MIDLAND, Texas — Jury duty is something that comes with democracy. But in Midland, jury duty seems to come around often.
Now that COVID restrictions have been lifted, the courts here are playing catch up - and are busier than ever.
“The role of the juror is to be impartial," Laura Nodolf, Midland Co. District Attorney said. "To listen to the facts, judge the credibility of the witnesses, and in a criminal case see if the state has proven their case beyond a reasonable doubt.”
According to the District Clerk’s Office, every week about three to four cases go to trial. So anywhere from 195 to 400 Midlanders are summoned each week.
12 or 14 people are selected to be on the jury for each trial.
“We understand that everyone has a life outside of the courthouse and they have things they’d rather do than sit on hard benches listening to lawyers talk," Nodolf said. "We really appreciate their time and efforts because it could a family of homicide that’s been waiting during COVID for justice for their family.”
The District Clerk, Alex Archuleta, tells us prior to COVID and oil going negative, there were about 112,000 people in the county's juror pool.

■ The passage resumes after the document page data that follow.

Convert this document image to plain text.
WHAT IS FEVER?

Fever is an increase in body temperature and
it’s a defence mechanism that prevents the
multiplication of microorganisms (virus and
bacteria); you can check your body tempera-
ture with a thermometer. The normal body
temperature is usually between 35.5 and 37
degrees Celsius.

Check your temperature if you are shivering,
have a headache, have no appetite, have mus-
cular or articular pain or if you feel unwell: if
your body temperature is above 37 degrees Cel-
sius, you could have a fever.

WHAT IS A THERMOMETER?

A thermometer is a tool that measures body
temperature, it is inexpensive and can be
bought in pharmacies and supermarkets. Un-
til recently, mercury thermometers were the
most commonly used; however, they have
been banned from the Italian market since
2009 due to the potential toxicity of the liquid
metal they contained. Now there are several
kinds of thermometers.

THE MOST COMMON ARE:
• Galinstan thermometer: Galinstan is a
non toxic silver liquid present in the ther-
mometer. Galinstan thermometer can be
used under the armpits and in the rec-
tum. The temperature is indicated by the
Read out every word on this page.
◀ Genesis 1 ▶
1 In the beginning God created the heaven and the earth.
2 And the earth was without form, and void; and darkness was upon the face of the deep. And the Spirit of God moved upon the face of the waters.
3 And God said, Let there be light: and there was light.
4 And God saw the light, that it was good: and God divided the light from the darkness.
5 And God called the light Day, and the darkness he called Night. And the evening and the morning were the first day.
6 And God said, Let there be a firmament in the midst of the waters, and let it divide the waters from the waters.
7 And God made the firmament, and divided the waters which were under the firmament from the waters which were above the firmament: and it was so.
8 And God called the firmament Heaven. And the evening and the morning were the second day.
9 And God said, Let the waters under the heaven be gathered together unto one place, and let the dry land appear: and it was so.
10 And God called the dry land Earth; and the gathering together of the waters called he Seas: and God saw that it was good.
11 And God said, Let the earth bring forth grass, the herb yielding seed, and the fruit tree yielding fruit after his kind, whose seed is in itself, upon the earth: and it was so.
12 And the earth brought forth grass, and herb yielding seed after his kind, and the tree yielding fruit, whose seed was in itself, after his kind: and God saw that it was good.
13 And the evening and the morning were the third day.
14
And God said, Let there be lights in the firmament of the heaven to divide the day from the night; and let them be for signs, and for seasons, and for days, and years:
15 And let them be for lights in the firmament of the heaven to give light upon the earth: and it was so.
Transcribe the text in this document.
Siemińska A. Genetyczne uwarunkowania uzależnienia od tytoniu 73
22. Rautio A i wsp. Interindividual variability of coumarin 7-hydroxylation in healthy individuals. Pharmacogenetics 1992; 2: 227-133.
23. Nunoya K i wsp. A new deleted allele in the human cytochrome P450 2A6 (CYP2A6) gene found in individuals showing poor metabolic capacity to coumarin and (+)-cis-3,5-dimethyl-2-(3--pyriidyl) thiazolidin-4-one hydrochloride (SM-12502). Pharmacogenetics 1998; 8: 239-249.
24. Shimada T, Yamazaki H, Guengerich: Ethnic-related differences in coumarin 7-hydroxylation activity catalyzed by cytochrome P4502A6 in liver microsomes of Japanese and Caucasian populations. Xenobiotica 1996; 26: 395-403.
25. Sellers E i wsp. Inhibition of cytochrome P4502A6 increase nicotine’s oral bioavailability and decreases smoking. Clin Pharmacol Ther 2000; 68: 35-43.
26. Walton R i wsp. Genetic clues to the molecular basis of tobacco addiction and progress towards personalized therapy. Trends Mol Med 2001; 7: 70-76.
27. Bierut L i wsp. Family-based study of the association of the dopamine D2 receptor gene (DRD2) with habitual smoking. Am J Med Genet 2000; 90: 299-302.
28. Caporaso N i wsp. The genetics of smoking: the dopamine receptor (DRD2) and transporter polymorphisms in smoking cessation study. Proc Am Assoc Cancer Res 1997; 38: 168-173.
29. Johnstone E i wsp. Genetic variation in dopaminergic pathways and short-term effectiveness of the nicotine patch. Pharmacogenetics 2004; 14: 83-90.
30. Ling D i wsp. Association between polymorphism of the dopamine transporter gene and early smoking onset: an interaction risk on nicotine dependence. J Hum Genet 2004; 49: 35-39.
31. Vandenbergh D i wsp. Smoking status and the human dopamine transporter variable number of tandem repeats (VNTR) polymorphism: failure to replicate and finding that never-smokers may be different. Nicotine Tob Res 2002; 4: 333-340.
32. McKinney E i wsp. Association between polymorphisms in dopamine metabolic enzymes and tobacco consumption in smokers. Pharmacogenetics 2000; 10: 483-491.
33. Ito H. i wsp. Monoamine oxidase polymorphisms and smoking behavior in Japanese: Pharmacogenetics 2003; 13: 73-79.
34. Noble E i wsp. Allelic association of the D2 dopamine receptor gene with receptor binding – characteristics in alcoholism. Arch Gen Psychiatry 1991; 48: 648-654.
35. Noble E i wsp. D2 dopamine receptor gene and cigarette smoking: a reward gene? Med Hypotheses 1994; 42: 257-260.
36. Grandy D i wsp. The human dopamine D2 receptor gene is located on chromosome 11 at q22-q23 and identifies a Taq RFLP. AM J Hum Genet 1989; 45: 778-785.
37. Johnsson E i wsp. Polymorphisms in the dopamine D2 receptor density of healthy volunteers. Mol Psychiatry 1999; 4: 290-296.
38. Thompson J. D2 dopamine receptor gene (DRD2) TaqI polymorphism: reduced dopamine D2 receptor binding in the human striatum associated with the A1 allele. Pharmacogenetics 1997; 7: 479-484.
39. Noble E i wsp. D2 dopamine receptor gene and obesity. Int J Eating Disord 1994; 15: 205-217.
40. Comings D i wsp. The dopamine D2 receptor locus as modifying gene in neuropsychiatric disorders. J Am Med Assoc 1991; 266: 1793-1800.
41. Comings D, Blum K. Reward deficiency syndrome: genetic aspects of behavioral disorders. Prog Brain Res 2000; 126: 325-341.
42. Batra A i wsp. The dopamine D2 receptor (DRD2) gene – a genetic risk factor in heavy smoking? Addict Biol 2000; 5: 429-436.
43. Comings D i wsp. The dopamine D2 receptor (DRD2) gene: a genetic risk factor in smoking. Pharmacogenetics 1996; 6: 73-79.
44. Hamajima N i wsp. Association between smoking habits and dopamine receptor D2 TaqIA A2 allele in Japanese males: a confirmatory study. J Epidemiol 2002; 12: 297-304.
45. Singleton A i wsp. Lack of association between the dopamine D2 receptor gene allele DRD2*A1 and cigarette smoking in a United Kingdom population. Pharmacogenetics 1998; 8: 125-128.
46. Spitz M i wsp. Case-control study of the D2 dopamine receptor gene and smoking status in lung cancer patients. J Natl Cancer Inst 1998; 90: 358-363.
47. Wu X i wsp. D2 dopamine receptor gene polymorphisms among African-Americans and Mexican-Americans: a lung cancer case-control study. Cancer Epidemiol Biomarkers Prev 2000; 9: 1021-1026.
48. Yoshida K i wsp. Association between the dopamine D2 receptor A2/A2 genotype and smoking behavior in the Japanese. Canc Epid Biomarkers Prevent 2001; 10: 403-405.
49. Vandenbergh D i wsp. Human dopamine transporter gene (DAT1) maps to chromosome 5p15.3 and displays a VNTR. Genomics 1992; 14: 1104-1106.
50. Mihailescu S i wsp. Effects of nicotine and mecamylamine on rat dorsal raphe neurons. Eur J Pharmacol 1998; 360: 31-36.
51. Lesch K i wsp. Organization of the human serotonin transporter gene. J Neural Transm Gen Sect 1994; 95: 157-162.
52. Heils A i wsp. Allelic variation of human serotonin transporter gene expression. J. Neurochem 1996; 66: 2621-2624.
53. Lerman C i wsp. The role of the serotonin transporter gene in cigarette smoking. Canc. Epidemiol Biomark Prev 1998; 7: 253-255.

But with people moving out of the area, the juror pool has shrunk to 70,000 people.
Meanwhile, crime in the area has gone up so there are more cases going to trial, and the courts are playing catch up from the cases they could not try during the pandemic.
“56 cases involved death last year alone, so even if we tried one of those cases a week for the whole year we would not clear that docket," Nodolf said. "That doesn’t include the numerous crimes against children we have, the family violence, the burglary of inhabitation. Those are serious cases with serious offenders. And those cases often need to be tried.”
As for not showing up to jury duty? That can result in a fine or being held in contempt.
The district attorney tells me that is rare but can happen depending on the judge.
The District Clerk’s office tells me Midland has about a 90% compliance rate when it comes to jury duty, meaning most people show up to jury duty.
That is one of the highest compliance rates in the state.